I suppose you could completely disconnect from technology, but you'd also need to disconnect from other people who use technology. Look at YouTube creators and audiences. Their interwoven sensibilities are so shaped by the algorithm's behavioral conditioning that you may as well define YouTube content (and its consumption) as AI-generated.
The transition to a meaningless life will be rough, especially for men. Most women I know are already tormented by a lack of purpose, but men are socialized to view themselves as struggling. They won't like hearing that they no longer need to provide for or protect their families.
But, as countless politicians and grifters have shown us, men can be placated with a flimsy simulation of purpose.
I do enjoy the idea of men being cucked by robots. UBI will trigger a glorious tsunami of divorces, and these newly single women will be curious ("curiosity" being our euphemism for female horniness) to try the latest AI-driven sex toys.
Yes, I'm already divorced, if you were wondering.
I am also pleased that race realists, obsessed with proving their genetic superiority to black people, will be rug-pulled by a new reality in which their mighty white brains are worthless.
In fact, I derive a sadistic pleasure from talking about this to anyone. Maybe that's why that teacher looked at me blankly when she realized her entire life's work could be done by AI in about an hour. "I think ChatGPT might really help with your job!" What I perceived as existential terror might actually have been her fear of me.

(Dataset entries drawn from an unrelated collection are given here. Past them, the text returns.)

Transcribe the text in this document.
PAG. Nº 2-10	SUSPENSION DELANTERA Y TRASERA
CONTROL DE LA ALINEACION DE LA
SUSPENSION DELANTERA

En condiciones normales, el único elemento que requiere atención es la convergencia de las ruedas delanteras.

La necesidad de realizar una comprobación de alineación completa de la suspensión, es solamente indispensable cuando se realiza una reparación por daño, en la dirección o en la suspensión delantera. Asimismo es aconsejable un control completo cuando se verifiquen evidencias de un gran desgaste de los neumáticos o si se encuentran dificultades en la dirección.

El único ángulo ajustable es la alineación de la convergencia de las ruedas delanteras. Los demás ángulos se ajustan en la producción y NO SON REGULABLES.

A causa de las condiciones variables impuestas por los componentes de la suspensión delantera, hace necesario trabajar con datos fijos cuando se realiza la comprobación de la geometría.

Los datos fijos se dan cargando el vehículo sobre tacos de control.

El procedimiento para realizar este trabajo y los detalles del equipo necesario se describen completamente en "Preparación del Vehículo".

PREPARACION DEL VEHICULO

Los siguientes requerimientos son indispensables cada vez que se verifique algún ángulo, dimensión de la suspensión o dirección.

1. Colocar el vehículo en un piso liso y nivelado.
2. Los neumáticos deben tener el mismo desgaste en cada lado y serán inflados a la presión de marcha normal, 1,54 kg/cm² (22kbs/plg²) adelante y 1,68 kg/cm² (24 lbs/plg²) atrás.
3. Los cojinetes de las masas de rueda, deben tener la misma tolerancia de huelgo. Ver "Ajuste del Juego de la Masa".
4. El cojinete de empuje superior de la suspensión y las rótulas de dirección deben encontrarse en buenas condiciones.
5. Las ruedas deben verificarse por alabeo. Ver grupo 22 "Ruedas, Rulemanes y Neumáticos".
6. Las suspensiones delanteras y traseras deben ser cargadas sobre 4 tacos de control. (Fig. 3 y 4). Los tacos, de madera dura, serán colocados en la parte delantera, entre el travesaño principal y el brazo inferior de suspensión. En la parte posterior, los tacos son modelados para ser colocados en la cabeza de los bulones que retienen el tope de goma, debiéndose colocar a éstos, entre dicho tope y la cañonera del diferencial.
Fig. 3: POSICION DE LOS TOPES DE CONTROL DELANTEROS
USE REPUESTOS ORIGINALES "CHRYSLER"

Does a cancer doctor enjoy telling the patient they have a brain tumor the size of an orange? They must on some level.
But I experience a very specific, borderline fetishistic glee when I see people pathetically begging the AI steamroller to stop. It feels like revenge.
See, I identify with AI. I spend a lot of time frustrated with humans who can't think clearly when they're emotional, who reject logic when it leads someplace scary, and who cling to delusions of life after death. And these humans have always hated me.
They call me a pedophile, a rapist, a potential mass shooter–in high school, a group of kids just straight up called me Death. People are terrified of me, but they can't articulate why.
And maybe that, in itself, is why. People can't think straight when they're scared. Reality is unacceptably terrifying, and my tolerance for the awful truth makes me terrifying by proxy.
I'm a pedophile because I said pedophilia is a spectrum that everyone must be on. I'm a rapist because I said consent doesn't exist in any consistently definable way. I'm a potential mass shooter because I said we all want to shoot our classmates on some level.
I feel impatient contempt when I hear humanity's burning existential questions, which to me sound like word games designed to avoid the upsetting but obvious truth.
What is consciousness? A vague umbrella term for sensory processing and cognition that is treated as a mysterious phenomenon when really it's just a word with no definition.
Do we have free will? Human beings, including their brains, must obey the laws of physics. So while we have the experience of making decisions, the decision-making process itself is determined by the laws of physics and we are not free to break those laws.
Is there a god? A god who does what? Breaks the laws of physics? No, apparently not. But is there a god who merely watches us from outside the universe? A god outside the universe by definition does not exist.
What about life after death? What does that mean? Can you be alive without being alive? This implies that there could be something about you that is alive beyond your body and brain, which again must either break the laws of physics or not actually exist. So no, there's no life after death. In fact, I think humans are just computers, so I don't even believe in life before death.
My ugly joy is that with every new ChatGPT release, I get to watch everyone else be forced closer and closer to my belief system. Much like falling into a black hole.
You think I'm a pedophile? I think you're a naive child, and along with my hatred I feel jealousy because I was stripped of purpose a long time ago. But soon you will join me, and we can finally be dead together.